En même temps que la crise sanitaire, l’écologie montre que notre dichotomie offre/demande ne peut nous guider à moyen et long terme. L’écologie n’est pas une théorie, encore moins une solution. Elle est exemplaire de ce monde nouveau qui s’ouvre, avec de nouveaux problèmes à résoudre autour de nouveaux rapports offre-demande, dans la révolution technologique en cours, mais sans donner d’issue. Quand le richissime Apple se lance dans l’automobile, va-t-il changer l’industrie de base de l’après-guerre, base de l’équipement du ménage : foyer, voiture, maison, ville ? Quand Amazon achète MGM, que deviendront les cinémas : le streaming va-t-il se développer partout ? Que deviendront les voyages d’affaires, si on étend les webinaires ? Comment les chaînes de production vont-elles se recomposer, avec plus de proximité par rapport aux marchés, dont la zone euro ? Comment les compagnies pétrolières vont-elles se décarbonner, sous la pression des actionnaires « activistes » ? Et ainsi de suite.

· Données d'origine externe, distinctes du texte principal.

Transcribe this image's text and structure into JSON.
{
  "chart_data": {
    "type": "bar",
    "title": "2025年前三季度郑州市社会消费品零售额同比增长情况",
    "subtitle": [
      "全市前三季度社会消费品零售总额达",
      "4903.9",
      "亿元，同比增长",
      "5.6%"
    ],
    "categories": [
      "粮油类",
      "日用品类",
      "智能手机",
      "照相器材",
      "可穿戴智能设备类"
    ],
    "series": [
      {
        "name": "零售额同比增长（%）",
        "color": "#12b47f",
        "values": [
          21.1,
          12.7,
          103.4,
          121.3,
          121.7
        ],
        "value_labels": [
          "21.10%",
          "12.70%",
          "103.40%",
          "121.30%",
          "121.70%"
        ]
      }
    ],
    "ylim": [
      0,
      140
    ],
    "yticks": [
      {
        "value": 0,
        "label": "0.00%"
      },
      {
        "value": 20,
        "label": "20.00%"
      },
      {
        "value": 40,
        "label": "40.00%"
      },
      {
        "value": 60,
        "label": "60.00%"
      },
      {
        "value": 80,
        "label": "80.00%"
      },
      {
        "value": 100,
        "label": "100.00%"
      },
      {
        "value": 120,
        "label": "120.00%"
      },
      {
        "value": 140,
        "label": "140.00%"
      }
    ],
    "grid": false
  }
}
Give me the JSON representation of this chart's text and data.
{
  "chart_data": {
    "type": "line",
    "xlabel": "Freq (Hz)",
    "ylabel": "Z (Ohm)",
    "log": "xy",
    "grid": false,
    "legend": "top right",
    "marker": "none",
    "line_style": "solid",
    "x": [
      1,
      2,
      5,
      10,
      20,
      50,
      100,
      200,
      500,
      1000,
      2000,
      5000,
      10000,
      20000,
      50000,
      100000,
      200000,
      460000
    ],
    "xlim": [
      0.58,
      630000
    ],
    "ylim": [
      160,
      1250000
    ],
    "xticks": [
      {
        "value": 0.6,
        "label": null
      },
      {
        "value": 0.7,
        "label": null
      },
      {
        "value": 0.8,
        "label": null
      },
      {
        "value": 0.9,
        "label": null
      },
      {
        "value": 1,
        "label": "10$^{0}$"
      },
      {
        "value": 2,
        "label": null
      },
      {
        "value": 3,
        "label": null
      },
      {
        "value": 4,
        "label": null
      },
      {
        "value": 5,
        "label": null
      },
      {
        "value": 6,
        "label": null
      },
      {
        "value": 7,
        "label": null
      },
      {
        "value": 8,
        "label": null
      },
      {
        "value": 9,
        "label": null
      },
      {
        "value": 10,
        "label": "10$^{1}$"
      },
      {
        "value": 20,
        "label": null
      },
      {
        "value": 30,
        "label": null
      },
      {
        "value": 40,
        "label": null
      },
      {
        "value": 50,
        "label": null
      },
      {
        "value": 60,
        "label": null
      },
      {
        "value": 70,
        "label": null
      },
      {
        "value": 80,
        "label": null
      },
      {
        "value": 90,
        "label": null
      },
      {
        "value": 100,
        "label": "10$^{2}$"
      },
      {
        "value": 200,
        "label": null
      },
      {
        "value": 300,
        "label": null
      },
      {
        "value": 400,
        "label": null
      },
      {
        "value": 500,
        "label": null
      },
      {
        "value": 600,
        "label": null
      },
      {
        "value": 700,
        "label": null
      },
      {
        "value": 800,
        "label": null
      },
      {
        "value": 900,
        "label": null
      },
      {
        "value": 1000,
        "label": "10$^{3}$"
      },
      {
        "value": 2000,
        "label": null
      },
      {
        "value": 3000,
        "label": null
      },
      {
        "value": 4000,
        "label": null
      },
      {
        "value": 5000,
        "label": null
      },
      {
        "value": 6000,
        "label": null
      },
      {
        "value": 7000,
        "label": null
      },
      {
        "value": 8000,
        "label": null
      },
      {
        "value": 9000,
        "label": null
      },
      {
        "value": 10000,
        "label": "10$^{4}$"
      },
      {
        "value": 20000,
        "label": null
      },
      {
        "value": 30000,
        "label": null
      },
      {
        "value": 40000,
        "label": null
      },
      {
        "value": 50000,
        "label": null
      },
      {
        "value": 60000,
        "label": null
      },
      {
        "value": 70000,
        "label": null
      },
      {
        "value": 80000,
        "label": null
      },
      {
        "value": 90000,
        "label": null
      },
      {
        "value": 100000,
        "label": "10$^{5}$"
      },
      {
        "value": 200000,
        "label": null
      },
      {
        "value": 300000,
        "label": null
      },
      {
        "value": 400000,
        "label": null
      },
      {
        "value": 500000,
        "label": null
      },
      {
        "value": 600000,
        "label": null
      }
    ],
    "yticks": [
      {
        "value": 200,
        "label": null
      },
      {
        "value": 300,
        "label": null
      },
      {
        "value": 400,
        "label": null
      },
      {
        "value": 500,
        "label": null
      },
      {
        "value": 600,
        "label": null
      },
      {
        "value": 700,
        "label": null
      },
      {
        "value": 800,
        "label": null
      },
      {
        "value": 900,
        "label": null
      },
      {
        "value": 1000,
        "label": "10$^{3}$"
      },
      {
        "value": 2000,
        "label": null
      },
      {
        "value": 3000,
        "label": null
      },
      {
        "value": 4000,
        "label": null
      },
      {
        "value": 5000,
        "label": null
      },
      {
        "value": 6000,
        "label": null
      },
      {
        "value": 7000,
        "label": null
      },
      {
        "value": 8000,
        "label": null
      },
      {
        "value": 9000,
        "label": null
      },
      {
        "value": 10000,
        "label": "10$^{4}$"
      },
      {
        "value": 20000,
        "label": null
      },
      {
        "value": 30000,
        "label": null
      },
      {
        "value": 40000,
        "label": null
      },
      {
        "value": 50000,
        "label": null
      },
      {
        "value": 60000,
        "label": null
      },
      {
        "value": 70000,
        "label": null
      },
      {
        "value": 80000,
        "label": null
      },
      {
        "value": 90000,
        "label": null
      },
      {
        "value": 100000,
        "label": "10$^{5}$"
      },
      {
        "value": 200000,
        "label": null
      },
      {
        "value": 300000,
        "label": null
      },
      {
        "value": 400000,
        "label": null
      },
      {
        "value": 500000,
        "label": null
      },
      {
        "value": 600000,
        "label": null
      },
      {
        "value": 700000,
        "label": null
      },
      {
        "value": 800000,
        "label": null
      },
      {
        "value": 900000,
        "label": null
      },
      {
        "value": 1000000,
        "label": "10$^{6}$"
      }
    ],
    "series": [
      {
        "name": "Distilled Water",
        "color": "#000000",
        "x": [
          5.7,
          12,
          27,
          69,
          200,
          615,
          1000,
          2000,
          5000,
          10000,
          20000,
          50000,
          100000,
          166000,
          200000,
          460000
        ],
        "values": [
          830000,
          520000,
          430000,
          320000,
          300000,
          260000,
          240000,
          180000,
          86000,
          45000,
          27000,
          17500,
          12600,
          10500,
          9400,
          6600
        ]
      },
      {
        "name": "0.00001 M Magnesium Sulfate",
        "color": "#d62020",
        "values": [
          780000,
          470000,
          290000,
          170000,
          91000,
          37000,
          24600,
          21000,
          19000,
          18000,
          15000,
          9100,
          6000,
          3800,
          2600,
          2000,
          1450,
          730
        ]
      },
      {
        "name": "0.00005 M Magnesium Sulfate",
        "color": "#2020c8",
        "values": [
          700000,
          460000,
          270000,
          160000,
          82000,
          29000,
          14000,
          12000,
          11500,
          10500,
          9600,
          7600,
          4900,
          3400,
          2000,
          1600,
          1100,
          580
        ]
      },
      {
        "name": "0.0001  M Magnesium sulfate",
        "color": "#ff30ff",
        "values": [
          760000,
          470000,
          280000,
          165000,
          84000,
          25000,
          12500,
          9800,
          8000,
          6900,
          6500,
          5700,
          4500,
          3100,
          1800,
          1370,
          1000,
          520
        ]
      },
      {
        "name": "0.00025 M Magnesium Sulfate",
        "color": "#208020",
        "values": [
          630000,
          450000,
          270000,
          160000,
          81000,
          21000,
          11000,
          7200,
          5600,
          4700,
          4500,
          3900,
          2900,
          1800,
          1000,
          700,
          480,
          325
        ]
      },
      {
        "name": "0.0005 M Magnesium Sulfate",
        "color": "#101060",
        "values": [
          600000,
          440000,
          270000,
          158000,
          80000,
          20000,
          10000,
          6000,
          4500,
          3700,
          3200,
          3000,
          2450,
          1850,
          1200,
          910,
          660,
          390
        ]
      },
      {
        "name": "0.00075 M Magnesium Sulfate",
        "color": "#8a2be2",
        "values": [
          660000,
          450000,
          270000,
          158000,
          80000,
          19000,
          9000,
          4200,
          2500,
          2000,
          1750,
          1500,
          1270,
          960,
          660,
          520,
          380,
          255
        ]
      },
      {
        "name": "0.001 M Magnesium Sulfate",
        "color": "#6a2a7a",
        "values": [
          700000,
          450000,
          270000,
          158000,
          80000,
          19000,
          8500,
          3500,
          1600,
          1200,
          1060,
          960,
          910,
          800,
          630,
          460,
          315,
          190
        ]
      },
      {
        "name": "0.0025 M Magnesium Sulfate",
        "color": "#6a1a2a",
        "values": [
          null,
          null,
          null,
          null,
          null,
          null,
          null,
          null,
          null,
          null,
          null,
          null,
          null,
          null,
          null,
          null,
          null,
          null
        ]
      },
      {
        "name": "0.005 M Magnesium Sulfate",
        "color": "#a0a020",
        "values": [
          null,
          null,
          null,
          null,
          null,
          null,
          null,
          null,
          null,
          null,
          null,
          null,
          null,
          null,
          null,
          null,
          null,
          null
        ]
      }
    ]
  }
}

Nous n’avons pas les outils du monde où nous allons : comment gérer le vieillissement de nos populations, quels taux de pollution « gérables » ? S’agit-il de s’inquiéter des inégalités, qui viennent largement du vieillissement dans les économies développées, ou plutôt du vieillissement lui-même, sachant que nous aurons besoin d’une part de cette épargne pour moderniser les PME et les collectivités locales ? Nous entrons dans une période de reconstructions, donc d’essais et d’erreurs, d’investissements nouveaux, matériels et immatériels, avec des engagements à long terme particulièrement risqués.

Les programmes présidentiels verts qui s’écrivent vont-ils parler de la combinaison croissance, compétitivité, emploi, énergie ? Donc de vrais choix, concrets et difficiles ? La gauche va-t-elle saluer le taux minimal d’impôt mondial des entreprises, ou proposer plutôt une stratégie pour les retraites et demander un état plus simple et moderne ? La droite va-t-elle parler d’une Europe puissance, économique et militaire, et de la nécessité de renforcer l’euro, entre dollar et yuan ? Le risque majeur aujourd’hui est de se cacher derrière des simplifications économico-politiques, dans une phase sans exemple de révolution technologique, d’informatisation, et de révolution géopolitique, illibéralisme contre libéralisme.

L’économie n’est pas ou keynésienne ou schumpétérienne : elle est les deux, en doses variables, plus tout le reste, pour réussir en avançant ! Simplifier pour opposer n’amène à rien, aujourd’hui plus que jamais. Le réel est complexe et il revient aux politiques de l’améliorer, pour tous. Encore faut-il commencer par le dire pour aider à le comprendre, sous tous ses aspects. Il faut vouloir voir le monde qui change si on veut participer à ses changements, et non pas les subir.